In April of 2018, after weeks of denying its existence, Attorney General Jeff Sessions introduced an official “zero-tolerance” policy for improper entry to the US, making official what had been happening frequently in practice. Because the Justice Department can’t prosecute children alongside their parents, the Department of Homeland Security (DHS) chose to deport all adults, leaving children, who had previously been kept with their families if they’d traveled with them or placed with relatives already living in the US, to be sent to long-term facilities, like the one in Tender Age.  
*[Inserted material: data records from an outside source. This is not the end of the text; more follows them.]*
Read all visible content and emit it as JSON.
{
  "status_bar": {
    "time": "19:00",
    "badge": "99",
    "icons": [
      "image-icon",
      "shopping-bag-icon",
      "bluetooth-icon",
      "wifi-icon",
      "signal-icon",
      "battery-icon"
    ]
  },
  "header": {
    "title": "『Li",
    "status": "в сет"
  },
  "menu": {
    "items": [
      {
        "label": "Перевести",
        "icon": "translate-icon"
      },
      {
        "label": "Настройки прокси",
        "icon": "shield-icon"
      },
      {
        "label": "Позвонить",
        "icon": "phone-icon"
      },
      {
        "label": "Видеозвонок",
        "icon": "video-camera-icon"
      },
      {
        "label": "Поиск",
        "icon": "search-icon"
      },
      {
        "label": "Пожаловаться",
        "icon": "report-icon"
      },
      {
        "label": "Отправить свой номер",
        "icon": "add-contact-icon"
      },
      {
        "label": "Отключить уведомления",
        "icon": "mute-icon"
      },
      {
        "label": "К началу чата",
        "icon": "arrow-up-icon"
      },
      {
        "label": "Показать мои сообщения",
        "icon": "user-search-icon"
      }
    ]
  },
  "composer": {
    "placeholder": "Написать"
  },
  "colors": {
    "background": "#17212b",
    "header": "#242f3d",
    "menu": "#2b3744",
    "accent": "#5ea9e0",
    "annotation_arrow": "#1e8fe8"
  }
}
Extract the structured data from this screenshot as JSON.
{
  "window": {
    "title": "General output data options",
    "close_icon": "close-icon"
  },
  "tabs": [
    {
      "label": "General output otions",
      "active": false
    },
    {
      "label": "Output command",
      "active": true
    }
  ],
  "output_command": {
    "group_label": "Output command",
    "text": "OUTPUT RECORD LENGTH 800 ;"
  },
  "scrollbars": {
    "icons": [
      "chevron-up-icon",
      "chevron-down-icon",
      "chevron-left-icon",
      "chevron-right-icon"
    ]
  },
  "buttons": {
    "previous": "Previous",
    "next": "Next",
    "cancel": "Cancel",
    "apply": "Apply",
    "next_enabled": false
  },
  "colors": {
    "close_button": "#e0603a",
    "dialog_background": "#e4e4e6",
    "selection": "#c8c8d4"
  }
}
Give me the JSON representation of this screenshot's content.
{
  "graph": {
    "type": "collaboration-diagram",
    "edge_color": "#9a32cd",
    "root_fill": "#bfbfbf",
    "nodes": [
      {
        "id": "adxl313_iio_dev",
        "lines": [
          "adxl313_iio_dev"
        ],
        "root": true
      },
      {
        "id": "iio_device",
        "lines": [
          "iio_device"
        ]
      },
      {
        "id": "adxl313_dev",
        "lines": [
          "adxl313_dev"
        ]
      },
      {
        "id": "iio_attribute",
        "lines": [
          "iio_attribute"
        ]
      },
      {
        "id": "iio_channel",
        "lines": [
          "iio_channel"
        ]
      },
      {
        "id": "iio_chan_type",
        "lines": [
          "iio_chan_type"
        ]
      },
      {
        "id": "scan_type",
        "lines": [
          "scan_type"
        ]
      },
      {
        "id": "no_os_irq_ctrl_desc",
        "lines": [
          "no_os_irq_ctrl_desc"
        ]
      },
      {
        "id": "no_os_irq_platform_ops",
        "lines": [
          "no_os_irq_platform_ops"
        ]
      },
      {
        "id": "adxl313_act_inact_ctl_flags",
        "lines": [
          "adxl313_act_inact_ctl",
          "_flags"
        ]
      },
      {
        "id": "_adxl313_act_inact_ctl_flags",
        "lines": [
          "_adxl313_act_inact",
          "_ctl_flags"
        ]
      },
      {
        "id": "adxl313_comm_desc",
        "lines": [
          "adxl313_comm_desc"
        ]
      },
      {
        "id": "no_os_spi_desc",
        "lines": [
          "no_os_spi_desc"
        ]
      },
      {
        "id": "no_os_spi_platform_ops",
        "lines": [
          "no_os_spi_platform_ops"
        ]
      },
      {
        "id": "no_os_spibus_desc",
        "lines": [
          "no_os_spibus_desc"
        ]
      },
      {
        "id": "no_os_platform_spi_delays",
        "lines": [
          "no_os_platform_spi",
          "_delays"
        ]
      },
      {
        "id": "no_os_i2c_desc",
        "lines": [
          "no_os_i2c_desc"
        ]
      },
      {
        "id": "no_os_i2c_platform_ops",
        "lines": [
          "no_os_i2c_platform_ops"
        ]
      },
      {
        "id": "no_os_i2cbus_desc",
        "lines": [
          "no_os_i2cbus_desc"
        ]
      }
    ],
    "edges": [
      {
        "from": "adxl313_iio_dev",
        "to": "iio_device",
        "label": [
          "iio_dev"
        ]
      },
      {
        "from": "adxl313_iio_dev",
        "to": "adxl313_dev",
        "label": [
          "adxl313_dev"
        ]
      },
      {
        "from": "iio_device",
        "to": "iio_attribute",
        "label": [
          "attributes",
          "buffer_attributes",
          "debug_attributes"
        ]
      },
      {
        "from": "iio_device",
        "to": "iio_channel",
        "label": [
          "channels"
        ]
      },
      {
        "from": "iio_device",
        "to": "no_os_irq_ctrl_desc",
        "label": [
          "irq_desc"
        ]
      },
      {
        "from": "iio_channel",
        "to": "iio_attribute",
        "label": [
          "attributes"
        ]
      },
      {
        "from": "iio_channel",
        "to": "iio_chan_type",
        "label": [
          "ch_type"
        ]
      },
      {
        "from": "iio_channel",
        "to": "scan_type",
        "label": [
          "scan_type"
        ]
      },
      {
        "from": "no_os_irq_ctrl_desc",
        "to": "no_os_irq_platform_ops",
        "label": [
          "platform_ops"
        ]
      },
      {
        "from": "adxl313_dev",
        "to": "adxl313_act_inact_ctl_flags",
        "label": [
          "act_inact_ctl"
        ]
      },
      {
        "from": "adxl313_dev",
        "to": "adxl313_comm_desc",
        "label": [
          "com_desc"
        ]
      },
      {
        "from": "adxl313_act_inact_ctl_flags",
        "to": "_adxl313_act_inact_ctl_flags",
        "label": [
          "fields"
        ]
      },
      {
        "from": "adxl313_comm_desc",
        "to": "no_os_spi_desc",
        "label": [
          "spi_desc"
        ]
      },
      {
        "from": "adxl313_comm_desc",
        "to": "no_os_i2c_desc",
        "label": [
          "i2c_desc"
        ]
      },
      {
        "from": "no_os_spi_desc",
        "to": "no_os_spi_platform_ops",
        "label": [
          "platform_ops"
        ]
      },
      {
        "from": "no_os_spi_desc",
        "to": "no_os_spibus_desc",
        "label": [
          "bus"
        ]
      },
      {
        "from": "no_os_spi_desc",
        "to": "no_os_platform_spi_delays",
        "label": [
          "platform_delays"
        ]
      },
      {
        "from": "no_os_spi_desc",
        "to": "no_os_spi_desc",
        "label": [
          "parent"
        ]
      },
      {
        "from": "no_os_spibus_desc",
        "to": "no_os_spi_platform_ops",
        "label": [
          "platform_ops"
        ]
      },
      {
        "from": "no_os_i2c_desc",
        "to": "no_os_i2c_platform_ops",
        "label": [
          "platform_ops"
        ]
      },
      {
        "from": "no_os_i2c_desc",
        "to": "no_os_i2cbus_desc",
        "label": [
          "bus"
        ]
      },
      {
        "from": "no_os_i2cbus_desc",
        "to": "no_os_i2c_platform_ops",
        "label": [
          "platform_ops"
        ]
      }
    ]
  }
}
Reuniting Families: Ongoing Work

By late June, 2018, the Trump administration was facing pressure from prominent Republican politicians to end its zero-tolerance policy and as of June 23, 2018, the administration officially ordered that families be held together while they face deportation proceedings. DHS claimed that it had a “central database” for tracking migrants, although no evidence of the database was found.  

According to a June 8 press release from the Biden administration’s Task Force on the Reunifications of Families, the DHS has identified 3,913 children who were separated from their families in 2017 and 2018. While some reunifications have taken place, the Task Force is still looking for family members for the 2,127 children, working with the ACLU and other non-governmental organizations who have led this work over the past four years.